L’Afrique championne des comptes bancaires mobiles 

L’inclusion financière des couches les plus vulnérables reste l’un des défis majeurs de l’Afrique nouvelle. Comme l’a rappelé la ministre ivoirienne de l’économie et des Finances, Kaba Nialé, lundi 15 juin, à l’ouverture du Forum International sur la finance en Afrique (FIFAS 2015), les nouveaux modèles financiers africains devront relever les taux de bancarisation qui tournent autour de 15% en Côte d’Ivoire.

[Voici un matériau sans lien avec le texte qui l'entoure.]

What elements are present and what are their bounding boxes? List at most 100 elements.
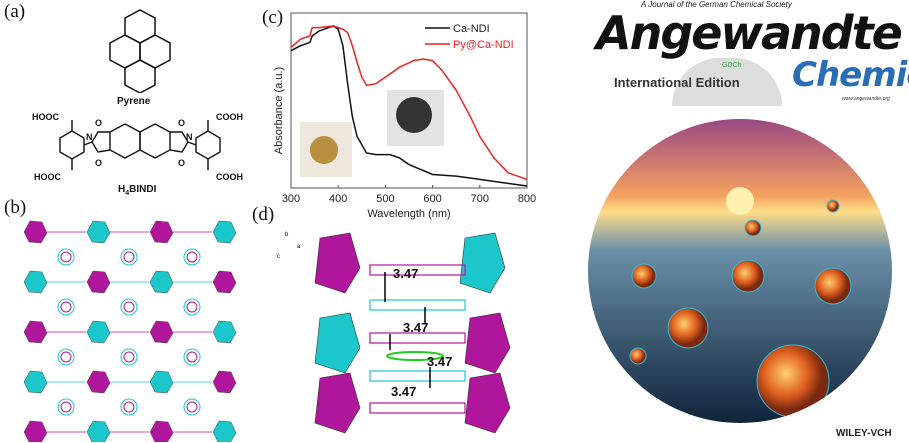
x-tick-label: 700: [471, 193, 489, 205]
ndi-layer: [369, 370, 466, 382]
linker-ring: [57, 298, 75, 316]
metal-polyhedron: [23, 370, 48, 394]
linker-ring: [123, 351, 135, 363]
linker-ring: [183, 248, 201, 266]
linker-ring: [186, 301, 198, 313]
publisher-logo: WILEY-VCH: [836, 428, 892, 439]
linker-ring: [57, 398, 75, 416]
metal-polyhedron: [464, 372, 511, 434]
metal-polyhedron: [464, 312, 511, 374]
stacking-structure-view: b a c 3.47 3.47 3.47 3.47: [277, 232, 511, 434]
gdch-logo: GDCh: [722, 62, 742, 69]
cover-title-chemie: Chemie: [792, 55, 909, 95]
distance-label: 3.47: [403, 320, 428, 335]
inset-sample-black: [396, 97, 432, 133]
metal-polyhedron: [314, 312, 361, 374]
distance-label: 3.47: [427, 354, 452, 369]
axis-b-label: b: [285, 232, 289, 238]
x-tick-label: 500: [376, 193, 394, 205]
o-label: O: [178, 118, 185, 128]
metal-polyhedron: [459, 232, 506, 294]
panel-label-b: (b): [4, 197, 27, 218]
linker-ring: [183, 298, 201, 316]
linker-ring: [123, 401, 135, 413]
x-axis-label: Wavelength (nm): [367, 208, 450, 220]
panel-label-c: (c): [262, 7, 284, 28]
metal-polyhedron: [149, 420, 174, 442]
metal-polyhedron: [212, 220, 237, 244]
metal-polyhedron: [23, 320, 48, 344]
x-tick-label: 600: [423, 193, 441, 205]
pyrene-structure: [109, 9, 171, 93]
legend-label: Ca-NDI: [453, 23, 490, 35]
metal-polyhedron: [86, 420, 111, 442]
metal-polyhedron: [314, 232, 361, 294]
crystal-packing-view: [23, 220, 237, 442]
metal-polyhedron: [212, 270, 237, 294]
cover-title-angewandte: Angewandte: [596, 6, 903, 60]
absorbance-chart: 300 400 500 600 700 800 Wavelength (nm) Absorba…: [273, 12, 536, 220]
linker-ring: [60, 301, 72, 313]
cover-art: [588, 119, 892, 423]
linker-ring: [186, 351, 198, 363]
linker-ring: [183, 398, 201, 416]
h4bindi-h: H: [118, 184, 126, 195]
metal-polyhedron: [212, 420, 237, 442]
metal-polyhedron: [212, 320, 237, 344]
metal-polyhedron: [149, 370, 174, 394]
linker-ring: [186, 401, 198, 413]
series-line-ca-ndi: [290, 25, 528, 187]
linker-ring: [57, 348, 75, 366]
linker-ring: [186, 251, 198, 263]
cooh-label: COOH: [216, 172, 243, 182]
x-tick-label: 400: [329, 193, 347, 205]
cooh-label: COOH: [216, 112, 243, 122]
metal-polyhedron: [86, 320, 111, 344]
series-line-py-ca-ndi: [290, 25, 528, 181]
linker-ring: [60, 251, 72, 263]
n-label: N: [186, 132, 193, 142]
metal-polyhedron: [23, 420, 48, 442]
o-label: O: [178, 158, 185, 168]
distance-label: 3.47: [393, 266, 418, 281]
linker-ring: [120, 398, 138, 416]
metal-polyhedron: [314, 372, 361, 434]
cooh-label: HOOC: [32, 112, 60, 122]
x-tick-label: 800: [518, 193, 536, 205]
linker-ring: [183, 348, 201, 366]
linker-ring: [120, 248, 138, 266]
legend-label: Py@Ca-NDI: [453, 39, 514, 51]
h4bindi-label: H4BINDI: [118, 184, 156, 200]
distance-label: 3.47: [391, 384, 416, 399]
h4bindi-structure: HOOC HOOC COOH COOH N N O O O O: [32, 112, 243, 182]
metal-polyhedron: [149, 270, 174, 294]
linker-ring: [60, 351, 72, 363]
ndi-layer: [369, 402, 466, 414]
pyrene-guest: [386, 351, 444, 361]
metal-polyhedron: [23, 270, 48, 294]
panel-label-d: (d): [252, 204, 275, 225]
metal-polyhedron: [86, 270, 111, 294]
x-tick-label: 300: [282, 193, 300, 205]
cover-tagline: A Journal of the German Chemical Society: [641, 0, 792, 9]
inset-sample-yellow: [310, 136, 338, 164]
y-axis-label: Absorbance (a.u.): [273, 67, 285, 154]
linker-ring: [123, 251, 135, 263]
metal-polyhedron: [86, 370, 111, 394]
panel-label-a: (a): [4, 1, 26, 22]
h4bindi-rest: BINDI: [129, 184, 157, 195]
n-label: N: [86, 132, 93, 142]
cover-url: www.angewandte.org: [842, 96, 890, 102]
metal-polyhedron: [86, 220, 111, 244]
ndi-layer: [369, 299, 466, 311]
o-label: O: [95, 118, 102, 128]
plot-frame: [290, 12, 528, 189]
metal-polyhedron: [149, 220, 174, 244]
pyrene-label: Pyrene: [117, 96, 151, 107]
linker-ring: [120, 348, 138, 366]
cover-edition: International Edition: [614, 75, 740, 90]
axis-a-label: a: [297, 244, 301, 250]
ndi-layer: [369, 264, 466, 276]
h4bindi-subscript: 4: [125, 190, 130, 197]
metal-polyhedron: [212, 370, 237, 394]
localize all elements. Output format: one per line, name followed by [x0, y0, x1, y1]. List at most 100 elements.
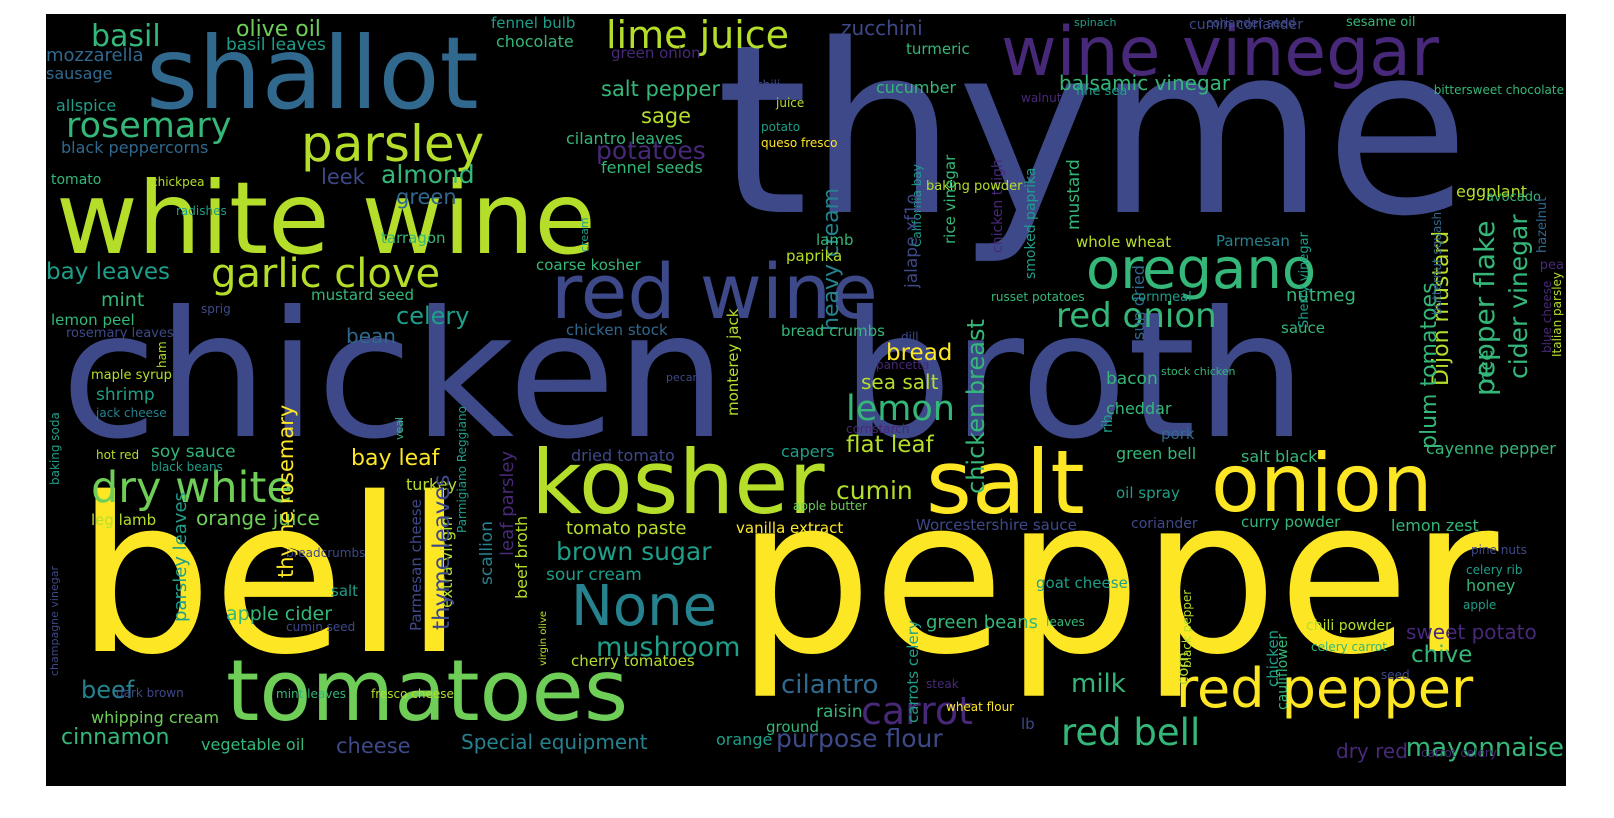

Sur le plan technique, cette invention des nouveaux modèles passe par plusieurs facteurs dont l’optimisation des systèmes d’informations et la mise en place des process à même de réinventer l’exploitation d’une agence bancaire, explique Olivier Cruanes, Directeur des projets du Groupe Sab, leader des SI en France.

En Côte d’Ivoire, l’inclusion financière passera aussi par l’accès à l’électricité et la téléphonie mobile. «Actuellement, 620 millions d’africains n’ont pas d’électricité», relève Stephan DAURIAC, Directeur Général Adjoint de la Compagnie Ivoirienne d’Electricité (CIE) chargé du Pôle Finance, Gestion et Logistique.

En Côte d’Ivoire, le taux de non accès est de 72%. «Si l’on reste dans les tendances actuelles, nous ne parviendront pas à l’accès universel avant 2080», poursuit M. Dauriac.

Mais là aussi, la nouvelle technologie est entrain de bousculer la donne: quelque 600 000 clients utilisent leurs comptes prépayés à la CIE pour régler leurs factures. C’est dire que le prépayé, tout terrain de l’Afrique, est l’un des moyens les plus efficaces pour inclure les populations qui vivaient jusque-là à la marge de la Finance.

En fait, l’exclusion financière de la majorité des habitants du continent revêt plusieurs aspects quand on sait, comme le rappelle Hélène Dollo, Directrice de la Microfinance au ministère ivoirien de l’Economie et des Finances, que l’épargne informelle représente 23% du PIB de l’Afrique subsaharienne là où la formelle stagne à 10%. Les acteurs devront s’interroger sur l’adaptabilité de leurs produits aux populations à revenus irréguliers et à ceux vivant en milieu rural

«l’épargne est un indicateur clé du développement», ajoute pour sa part Fatoumata Camara, conseillère chargée des relations institutionnelles au sein de l’institut mondial des Caisses d’Epargne dont l’ objectif est de faire doubler le nombre des comptes d’épargne de ses membres.

Dans tous les cas, ce modèle financier à réinventer doit pouvoir se mettre dans les chaussures du pauvre et profiter de l’opportunité offerte par la téléphonie qui porterait aujourd’hui le taux de la bancarisation de la Côte d’Ivoire à 21% soit 6 points de plus que le taux d’accès au système bancaire classique. Attention à ne pas seulement penser technologie et facteurs techniques. «La résolution de la problématique de l’exclusion passe aussi par l’éducation financière», rappelle Mme Dollo.

Une assertion qu’approuve Sambou Coly, de la fondation MasterCard, laquelle consacre 25 millions de dollars à cet aspect dans ses différents champs d’intervention en Afrique.

En attendant, les chiffres l’attestent, l’Afrique est championne des comptes bancaires mobiles détenus par 12% de sa population contre 2% pour la population mondiale. En chiffres absolus, 60 millions d’africains possèdent un compte mobile. Dans cette population, 28% ne disposent que d’un compte mobile, rappelle Sambou Coly qui estime qu’un bond considérable peut être réalisé si les Etats décidaient de payer les salaires et allocations publiques des 400 millions d’adultes non bancarisés à travers un compte bancaire.